[SOLVED] How are percpu pointers implemented in the Linux kernel?

How are percpu pointers implemented in the Linux kernel?

On multiprocessor, each core can have its own variables. I thought they are different variables in different addresses, although they are in same process and have the same name.

But I am wondering, how does the kernel implement this? Does it dispense a piece of memory to deposit all the percpu pointers, and every time it redirects the pointer to certain address with shift or something?

Solution

Normal global variables are not per CPU. Automatic variables are on the stack, and different CPUs use different stack, so naturally they get separate variables.

I guess you're referring to Linux's per-CPU variable infrastructure.
Most of the magic is here (asm-generic/percpu.h):

extern unsigned long __per_cpu_offset[NR_CPUS];

#define per_cpu_offset(x) (__per_cpu_offset[x])

/* Separate out the type, so (int[3], foo) works. */
#define DEFINE_PER_CPU(type, name) \
    __attribute__((__section__(".data.percpu"))) __typeof__(type) per_cpu__##name

/* var is in discarded region: offset to particular copy we want */
#define per_cpu(var, cpu) (*RELOC_HIDE(&per_cpu__##var, __per_cpu_offset[cpu]))
#define __get_cpu_var(var) per_cpu(var, smp_processor_id())

The macro RELOC_HIDE(ptr, offset) simply advances ptr by the given offset in bytes (regardless of the pointer type).

What does it do?

When defining DEFINE_PER_CPU(int, x), an integer __per_cpu_x is created in the special .data.percpu section.
When the kernel is loaded, this section is loaded multiple times - once per CPU (this part of the magic isn't in the code above).
The __per_cpu_offset array is filled with the distances between the copies.

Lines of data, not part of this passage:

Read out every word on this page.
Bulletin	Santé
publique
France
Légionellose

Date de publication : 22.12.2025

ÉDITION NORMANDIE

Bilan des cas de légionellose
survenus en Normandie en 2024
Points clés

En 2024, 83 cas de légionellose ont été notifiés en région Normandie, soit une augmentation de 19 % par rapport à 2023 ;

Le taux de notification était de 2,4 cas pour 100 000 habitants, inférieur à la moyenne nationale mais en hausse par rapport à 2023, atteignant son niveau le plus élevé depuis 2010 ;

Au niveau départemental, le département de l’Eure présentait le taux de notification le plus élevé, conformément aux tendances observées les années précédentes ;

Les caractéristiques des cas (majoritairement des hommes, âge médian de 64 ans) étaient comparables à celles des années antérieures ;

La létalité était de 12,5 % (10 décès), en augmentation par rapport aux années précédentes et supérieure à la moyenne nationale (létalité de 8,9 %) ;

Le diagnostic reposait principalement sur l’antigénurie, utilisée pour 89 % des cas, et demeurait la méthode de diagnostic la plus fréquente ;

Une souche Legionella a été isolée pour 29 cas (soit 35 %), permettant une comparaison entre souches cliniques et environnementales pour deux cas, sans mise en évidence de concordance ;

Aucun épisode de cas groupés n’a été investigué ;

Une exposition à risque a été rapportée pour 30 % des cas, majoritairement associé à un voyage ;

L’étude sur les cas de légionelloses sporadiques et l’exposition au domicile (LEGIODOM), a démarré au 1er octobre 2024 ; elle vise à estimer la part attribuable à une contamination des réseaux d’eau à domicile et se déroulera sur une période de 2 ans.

Supposing 1000 bytes of per cpu data are used, __per_cpu_offset[n] would contain 1000*n.
The symbol per_cpu__x will be relocated, during load, to CPU 0's per_cpu__x.
__get_cpu_var(x), when running on CPU 3, will translate to *RELOC_HIDE(&per_cpu__x, __per_cpu_offset[3]). This starts with CPU 0's x, adds the offset between CPU 0's data and CPU 3's, and eventually dereferences the resulting pointer.